Monday, Sep. 10, 1923

The League

At Geneva

On Sept. 3 the Fourth General Assembly of the League of Nations met at Geneva.

The first problem that was thrust upon it was the investigation of the Italo-Greek hullabaloo, and it may be said that on the results it achieves in settling the dispute will depend the very existence of the League as a potent factor in regulating international affairs.

The agenda of the Assembly: Admittance of Ireland, Ethiopia (Abyssinia), who will be asked to abolish slavery; and possibly the admittance of Turkey, Mexico, Germany; consideration of reports from the following ten Commissions of the League:

1) The Commission on Health.

2) The Commission on Transit.

3) The Commission on Finance.

4) The Commission on Mandates.

5) The Commission on Intellectual Cooeperation.

6) The Commission on the Traffic in Opium.

7) The Commission on the Traffic in Women and Children.

8) The Commission on Disarmament.

9) The Commission on the Government of the Saar.

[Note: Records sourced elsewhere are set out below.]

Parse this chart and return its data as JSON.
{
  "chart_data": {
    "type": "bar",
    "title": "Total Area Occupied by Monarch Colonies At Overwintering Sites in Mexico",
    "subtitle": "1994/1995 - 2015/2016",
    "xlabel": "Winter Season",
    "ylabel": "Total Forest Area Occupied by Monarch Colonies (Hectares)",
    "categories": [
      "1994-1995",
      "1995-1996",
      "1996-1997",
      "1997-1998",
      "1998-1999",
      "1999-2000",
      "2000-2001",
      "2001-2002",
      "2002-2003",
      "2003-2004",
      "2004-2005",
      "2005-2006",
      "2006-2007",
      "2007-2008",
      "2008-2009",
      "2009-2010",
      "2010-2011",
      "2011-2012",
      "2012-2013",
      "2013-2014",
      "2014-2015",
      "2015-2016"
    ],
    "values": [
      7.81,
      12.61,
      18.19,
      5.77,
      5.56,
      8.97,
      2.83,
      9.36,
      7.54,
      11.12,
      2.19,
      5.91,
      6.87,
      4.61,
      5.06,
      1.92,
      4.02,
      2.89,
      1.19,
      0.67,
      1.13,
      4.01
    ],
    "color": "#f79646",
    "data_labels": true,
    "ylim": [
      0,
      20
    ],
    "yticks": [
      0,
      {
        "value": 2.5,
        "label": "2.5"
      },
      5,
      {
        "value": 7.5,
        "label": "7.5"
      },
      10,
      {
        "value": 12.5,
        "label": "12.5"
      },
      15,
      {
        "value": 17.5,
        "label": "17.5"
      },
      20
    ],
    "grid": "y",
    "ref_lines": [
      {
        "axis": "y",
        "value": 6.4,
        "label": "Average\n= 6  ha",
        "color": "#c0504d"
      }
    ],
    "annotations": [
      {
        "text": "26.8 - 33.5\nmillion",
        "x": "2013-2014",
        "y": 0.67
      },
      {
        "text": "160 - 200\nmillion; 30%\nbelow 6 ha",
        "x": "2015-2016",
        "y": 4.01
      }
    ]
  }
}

10) The Commission on the Danzig Supervision.

The session is being held in public and is likely to be prorogued before the end of the month (the official date of ending) on account of the anticipated heavy volume of business.

The "Big Seven" of the Fourth Convention are: Lord Robert Cecil, Britain; Fridjof Nansen, Norway; M. Motta, Switzerland; ex-Premier Hjalmar Branting, Sweden; President Cosgrave, Ireland; General Jan Christian Smuts, South Africa; Edouard Benes, Czecho-Slovakia.